No parent is prepared to get the call from a school counselor that Amanda Estes received. One morning, the McNiel Middle School counselor phoned to say her sixth-grader had typed, “I want to die,” into a Google search engine on her school-issued Chromebook. Wichita Falls Independent School District’s crisis prevention software, Gaggle, flagged the comment, dispatching an alert to the counselor, who called Ms. Estes before lunch that same morning.
“We were unaware of any problems with her at the time,” said Ms. Estes, a homemaker with six children. She rushed to the school to talk with her daughter. “We found out she was not suicidal. She had been told about the search engine. She understood if she needed help, she could type something to that effect, and she would get help.”
Ms. Estes is just one of many parents who have firsthand knowledge of the effectiveness of WFISD’s early alert system. It works like a personal 9-1-1 system for WFISD, flagging written plans of violence, suicide, porn, and abuse that students type into Google documents on all WFISD-issued Chromebooks, whether they are using them at home or at school.

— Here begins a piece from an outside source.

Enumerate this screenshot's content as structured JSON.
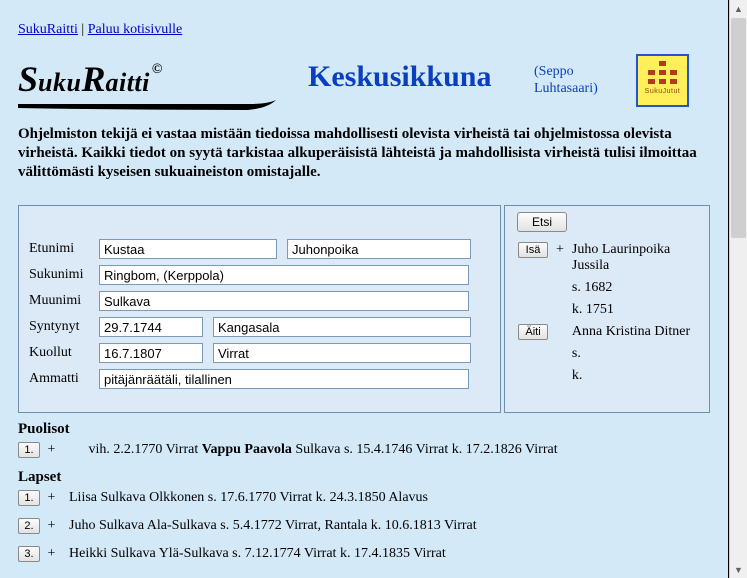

WFISD counselors and administrators respond to alerts 24/7. “It puts us more in a proactive than reactive state,” said Shonna Norton, WFISD director of social and emotional services. “I know it works. They’ve alerted us, and every single time, it’s been a situation that needed a response.”
This is an era of school life with more mental health issues than ever before. Suicide ranks as the second-leading cause of death among 10- to 24-year-olds. Such serious issues affect students’ school work, said Ms. Norton.
Nationwide, the Gaggle software viewed 3.9 billion items in the 2018–2019 school year, flagging 70 million as suspicious. In 2018–2019, Gaggle’s five million users received 13,000 “immediate action required” alerts. More than 700 lives were saved during the school year, according to its website.
If a student Googles “how to hang myself,” alerts are dispatched via email first to Gaggle representatives—who prescreen and may place a phone call to a school contact if the threat seems immediate—and to a prepared list of school officials.
In a WFISD school, one student was writing a suicide note on his Chromebook in a Google document, and Gaggle flagged the note before he even finished writing it. “Gaggle made the phone call, we called the police and asked them to do a wellness check. The student ended up spending time in a facility that would help him,” said Ms. Norton. Parents are shocked, but grateful, for alerts. “They’re not absent parents,” said Ms. Norton. “Students just don’t share that stuff.”
Ms. Estes considers her experience a success story. The Gaggle alert and McNiel counselor’s phone call prompted her to take her daughter for psychological testing. The 11-year-old, whom her mother had just considered an introvert, was diagnosed as clinically depressed, and she began weekly therapy. “With six children, you think you’ve hit every pothole,” she said. “I’ll forever be thankful.”